![reddit banner](https://cdn.dribbble.com/users/1761084/screenshots/3587716/reddit.gtif)

In [13]:
# Importing important libraries
import praw
import pandas as pd
import configparser

In [14]:
# For reading configuration files for Reddit Credentials
config = configparser.ConfigParser()
config.read('reddit_credentials.ini')

# Storing credential info in local variables
user_agent = config.get('credentials', 'user_agent')
client_id = config.get('credentials', 'client_id')
client_secret = config.get('credentials', 'client_secret')
redirect_url = config.get('credentials', 'redirect_url')

In [15]:
# Creating read-only Reddit instance
reddit = praw.Reddit(user_agent = user_agent,
                    client_id = client_id,
                    client_secret = client_secret,
                    redirect_url = redirect_url)

## Extracting Comments
For our project we are going to use top 3 most popular Reddit communities -
* Machine Learning - [r/MachineLearning](https://www.reddit.com/r/MachineLearning/)
* Artificial Intelligence - [r/artificial](https://www.reddit.com/r/Artificial/)
* Data Science - [r/DataScience](https://www.reddit.com/r/DataScience/)

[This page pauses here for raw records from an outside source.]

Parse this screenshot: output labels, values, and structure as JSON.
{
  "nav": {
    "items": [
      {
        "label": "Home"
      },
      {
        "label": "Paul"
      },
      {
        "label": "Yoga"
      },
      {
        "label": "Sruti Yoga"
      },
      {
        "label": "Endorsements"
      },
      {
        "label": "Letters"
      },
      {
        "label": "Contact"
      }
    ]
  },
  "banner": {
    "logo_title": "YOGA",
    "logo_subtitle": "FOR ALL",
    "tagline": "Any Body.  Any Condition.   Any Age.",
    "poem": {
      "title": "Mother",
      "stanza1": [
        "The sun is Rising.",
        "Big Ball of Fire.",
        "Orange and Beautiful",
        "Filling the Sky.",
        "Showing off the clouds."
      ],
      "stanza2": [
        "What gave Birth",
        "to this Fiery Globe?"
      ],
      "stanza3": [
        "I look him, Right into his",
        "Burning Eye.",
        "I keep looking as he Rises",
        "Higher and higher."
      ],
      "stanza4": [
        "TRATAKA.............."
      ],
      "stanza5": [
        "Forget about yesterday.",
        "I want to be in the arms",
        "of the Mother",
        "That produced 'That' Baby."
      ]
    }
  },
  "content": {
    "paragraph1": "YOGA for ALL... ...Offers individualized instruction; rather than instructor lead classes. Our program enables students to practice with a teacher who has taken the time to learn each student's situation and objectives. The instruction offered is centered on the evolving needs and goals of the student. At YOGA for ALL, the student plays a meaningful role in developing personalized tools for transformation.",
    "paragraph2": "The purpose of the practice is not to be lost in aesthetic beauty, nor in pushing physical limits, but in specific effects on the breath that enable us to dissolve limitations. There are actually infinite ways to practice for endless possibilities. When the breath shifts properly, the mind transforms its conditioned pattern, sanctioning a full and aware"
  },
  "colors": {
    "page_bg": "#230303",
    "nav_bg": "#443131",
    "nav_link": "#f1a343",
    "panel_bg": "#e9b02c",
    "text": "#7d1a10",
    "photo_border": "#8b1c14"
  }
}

We will extract top 1000 post of all time from each sub-reddit to create our dataset along with some other useful information like Post URL (& ID), User posted, Post title, number of comments, time created, upvote ratio and score. 

In [16]:
# Extracting top 1000 posts from each subreddit
posts = reddit.subreddit('MachineLearning+artificial+datascience').top(time_filter = 'all', limit = 3000)

In [None]:
posts_df = []

for post in posts:
    posts_df.append({
        'post_id' : post.id,
        'subreddit' : post.subreddit,
        'time_created' : post.created_utc,
        'selftext' : post.selftext,
        'post_title' : post.url,
        'link_flair_text' : post.link_flair_text,
        'score' : post.score,
        'comments' : post.num_comments,
        'upvote_ratio' : post.upvote_ratio
    })

In [None]:
posts_df = pd.DataFrame(posts_df)

In [None]:
posts_df.head()